Solomon points out, this same principle should be applied to the home. We have all seen children misbehaving and parents doing nothing more than warning them to stop. As the child continues, the parent raises the level of his voice, until the parent has completely lost his cool. Soon, he begins to scream at the child, perhaps even grabbing the child forcefully by the arm, to snatch him up and leave without further embarrassment. If we are honest, we have not only seen that parent, but we have been that parent. The secret to successful discipline is having a clear biblical standard for our children. The result will be spending less time agitated and upset, and more time instructing and loving our kids.

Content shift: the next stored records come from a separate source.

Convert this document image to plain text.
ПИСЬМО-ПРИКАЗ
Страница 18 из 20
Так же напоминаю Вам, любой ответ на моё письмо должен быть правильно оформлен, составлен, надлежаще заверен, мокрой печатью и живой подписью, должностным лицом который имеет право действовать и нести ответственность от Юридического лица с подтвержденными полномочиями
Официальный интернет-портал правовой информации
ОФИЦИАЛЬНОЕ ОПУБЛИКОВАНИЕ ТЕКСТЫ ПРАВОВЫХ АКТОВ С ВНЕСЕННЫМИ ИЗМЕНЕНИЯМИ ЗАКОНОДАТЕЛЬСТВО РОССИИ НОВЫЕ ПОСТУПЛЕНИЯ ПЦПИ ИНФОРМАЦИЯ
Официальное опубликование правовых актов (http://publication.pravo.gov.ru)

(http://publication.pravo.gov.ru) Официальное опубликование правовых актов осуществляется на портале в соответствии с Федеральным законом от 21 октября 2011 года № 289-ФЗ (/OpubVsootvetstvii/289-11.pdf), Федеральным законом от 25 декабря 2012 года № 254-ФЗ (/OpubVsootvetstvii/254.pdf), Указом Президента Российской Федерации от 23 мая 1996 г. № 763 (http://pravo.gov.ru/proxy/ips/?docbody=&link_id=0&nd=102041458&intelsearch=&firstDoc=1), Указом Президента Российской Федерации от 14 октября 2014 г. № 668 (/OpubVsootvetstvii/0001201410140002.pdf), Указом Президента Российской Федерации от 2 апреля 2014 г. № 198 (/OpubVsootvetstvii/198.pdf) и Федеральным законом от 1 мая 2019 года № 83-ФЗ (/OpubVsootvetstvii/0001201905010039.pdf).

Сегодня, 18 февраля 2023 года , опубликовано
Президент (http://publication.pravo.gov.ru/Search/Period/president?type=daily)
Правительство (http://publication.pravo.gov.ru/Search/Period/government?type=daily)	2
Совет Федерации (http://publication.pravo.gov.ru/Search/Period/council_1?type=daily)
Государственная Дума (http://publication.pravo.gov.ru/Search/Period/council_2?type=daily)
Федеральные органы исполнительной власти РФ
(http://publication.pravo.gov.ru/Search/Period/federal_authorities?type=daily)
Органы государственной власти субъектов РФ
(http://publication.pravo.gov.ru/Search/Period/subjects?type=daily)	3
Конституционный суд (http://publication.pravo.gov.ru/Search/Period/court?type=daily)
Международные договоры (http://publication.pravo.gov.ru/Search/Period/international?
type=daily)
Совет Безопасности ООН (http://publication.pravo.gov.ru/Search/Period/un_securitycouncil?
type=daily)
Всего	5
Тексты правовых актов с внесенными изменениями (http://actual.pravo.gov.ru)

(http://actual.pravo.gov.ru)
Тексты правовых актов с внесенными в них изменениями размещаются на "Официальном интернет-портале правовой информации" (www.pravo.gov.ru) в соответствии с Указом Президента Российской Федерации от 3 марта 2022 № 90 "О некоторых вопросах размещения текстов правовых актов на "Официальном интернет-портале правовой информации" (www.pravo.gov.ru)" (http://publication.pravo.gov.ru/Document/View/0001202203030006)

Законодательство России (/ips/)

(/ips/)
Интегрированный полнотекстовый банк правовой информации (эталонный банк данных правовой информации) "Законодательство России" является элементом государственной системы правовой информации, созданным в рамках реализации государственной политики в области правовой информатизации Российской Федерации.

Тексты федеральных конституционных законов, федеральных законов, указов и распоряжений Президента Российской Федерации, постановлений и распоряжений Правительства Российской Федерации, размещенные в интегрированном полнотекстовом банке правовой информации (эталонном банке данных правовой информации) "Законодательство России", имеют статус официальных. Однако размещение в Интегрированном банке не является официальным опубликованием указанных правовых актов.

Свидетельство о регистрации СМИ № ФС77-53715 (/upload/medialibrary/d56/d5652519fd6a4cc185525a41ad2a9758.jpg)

Allow me to give a few guidelines. First, our standard is based upon how our Heavenly Father treats us. He is ever merciful and forgiving, and understands we are prone to failure. Never does God condone sin, but He is always ready to lovingly restore us, when we fail. One common failure among parents is, putting standards on children that they themselves could not keep. Second, when we must exercise discipline, this should become a teaching time. Instead of allowing our emotions to take over and reacting in anger or frustration, we want to clearly point out how our child has misbehaved. We must explain what the Bible says about proper behavior, consequences, and forgiveness. This is a critical time to hug and pray with our children. Finally, we must be sure the punishment fits the crime. Are we upset at our child because his behavior was wrong or because it embarrassed us in front of our peers? I have seen parents horrified at their child because they bit another child in Sunday school. While it is wrong to bite other kids, in some cases, the parents were more embarrassed by how that made them look, than at the infraction of their toddler. I have even known parents to stop coming to church because of the embarrassment. Keep in mind, your child’s behavior is not always a representation of your parenting. After all, God’s kids ate the forbidden fruit. Don’t discipline out of embarrassment, but discipline with kindness and affection, for the infraction that has been committed.